Ivy Lynn Bourgeault, professeure à l’Université d’Ottawa et directrice du Réseau canadien de la main-d’œuvre en santé, a déclaré que les efforts pour recruter des infirmières au-delà des frontières provinciales sont le symptôme d’un problème plus vaste.
Bien que ce ne soit pas la première fois que les systèmes de santé canadiens se tournent vers d’autres parties du pays pour du personnel, la pénurie d’infirmières et d’autres travailleurs de la santé est pire qu’avant.
« Je pense que ce qui est nouveau, c’est l’ampleur du problème et que chaque province est dans ces circonstances, et ce n’est pas seulement un problème canadien.

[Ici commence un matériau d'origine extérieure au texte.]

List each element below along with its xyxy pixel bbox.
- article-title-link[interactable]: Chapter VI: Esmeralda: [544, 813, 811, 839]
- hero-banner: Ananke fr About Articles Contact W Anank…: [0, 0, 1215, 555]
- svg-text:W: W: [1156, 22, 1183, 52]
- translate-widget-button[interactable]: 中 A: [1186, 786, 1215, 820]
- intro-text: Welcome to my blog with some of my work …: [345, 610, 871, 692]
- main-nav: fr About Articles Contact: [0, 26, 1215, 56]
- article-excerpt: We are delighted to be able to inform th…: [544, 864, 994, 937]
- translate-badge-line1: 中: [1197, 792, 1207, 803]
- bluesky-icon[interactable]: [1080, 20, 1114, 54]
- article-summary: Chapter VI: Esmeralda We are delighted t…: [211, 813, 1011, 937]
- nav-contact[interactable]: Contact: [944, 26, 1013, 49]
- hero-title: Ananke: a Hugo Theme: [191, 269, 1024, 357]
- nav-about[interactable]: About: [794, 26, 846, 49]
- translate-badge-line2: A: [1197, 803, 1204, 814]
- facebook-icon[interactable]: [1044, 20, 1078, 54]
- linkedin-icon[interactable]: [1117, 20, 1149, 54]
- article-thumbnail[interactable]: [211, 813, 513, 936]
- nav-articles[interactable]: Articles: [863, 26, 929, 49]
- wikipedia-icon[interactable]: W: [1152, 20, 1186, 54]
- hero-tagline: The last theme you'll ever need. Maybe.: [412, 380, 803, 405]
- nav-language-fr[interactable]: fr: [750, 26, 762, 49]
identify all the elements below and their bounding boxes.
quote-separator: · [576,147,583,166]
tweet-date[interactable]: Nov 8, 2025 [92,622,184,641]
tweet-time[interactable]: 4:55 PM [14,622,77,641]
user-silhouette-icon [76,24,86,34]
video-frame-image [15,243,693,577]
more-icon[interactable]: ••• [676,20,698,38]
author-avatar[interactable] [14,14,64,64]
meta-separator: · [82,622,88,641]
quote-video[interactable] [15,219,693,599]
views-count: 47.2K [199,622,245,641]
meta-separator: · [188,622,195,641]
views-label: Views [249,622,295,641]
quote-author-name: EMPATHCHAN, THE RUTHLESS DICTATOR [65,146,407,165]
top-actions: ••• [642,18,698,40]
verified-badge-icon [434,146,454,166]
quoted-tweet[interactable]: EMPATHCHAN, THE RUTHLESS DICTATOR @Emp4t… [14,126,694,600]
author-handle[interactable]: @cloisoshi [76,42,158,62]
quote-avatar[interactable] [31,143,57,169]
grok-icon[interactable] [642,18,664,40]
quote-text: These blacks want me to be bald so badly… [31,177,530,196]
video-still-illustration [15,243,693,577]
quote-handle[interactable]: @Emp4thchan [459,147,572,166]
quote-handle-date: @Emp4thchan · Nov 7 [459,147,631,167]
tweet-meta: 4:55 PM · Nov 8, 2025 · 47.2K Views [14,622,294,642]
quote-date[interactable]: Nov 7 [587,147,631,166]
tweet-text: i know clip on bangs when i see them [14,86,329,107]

Cela se produit partout dans le monde », a-t-elle déclaré en entrevue jeudi.
Pour résoudre la pénurie d’infirmières au Canada, il faut commencer par la rétention, soutient-elle; le recrutement seul ne peut pas le résoudre. « Il se concentre sur une partie du défi, d’en faire venir plus, et nous ne regardons pas tous ceux qui partent », a-t-elle déclaré. « Ce n’est pas une stratégie à long terme. »
Bourgeault a déclaré que les gouvernements ont besoin de meilleures données pour la planification de la main-d’œuvre et que des organismes fédéraux, tels que l’Institut canadien d’information sur la santé et Statistique Canada, pourraient être utilisés pour donner aux provinces de meilleurs outils.
Des ratios obligatoires infirmière-patient aideraient également à retenir les infirmières, a-t-elle dit, mais ils pourraient à court terme entraîner des temps d’attente plus longs.
« Je pense qu’en tant que société, nous devons avoir une conversation cruciale sur la façon dont nous gérons cette crise à l’avenir », a-t-elle déclaré.
Ce rapport de La Presse canadienne a été publié pour la première fois le 27 janvier 2023.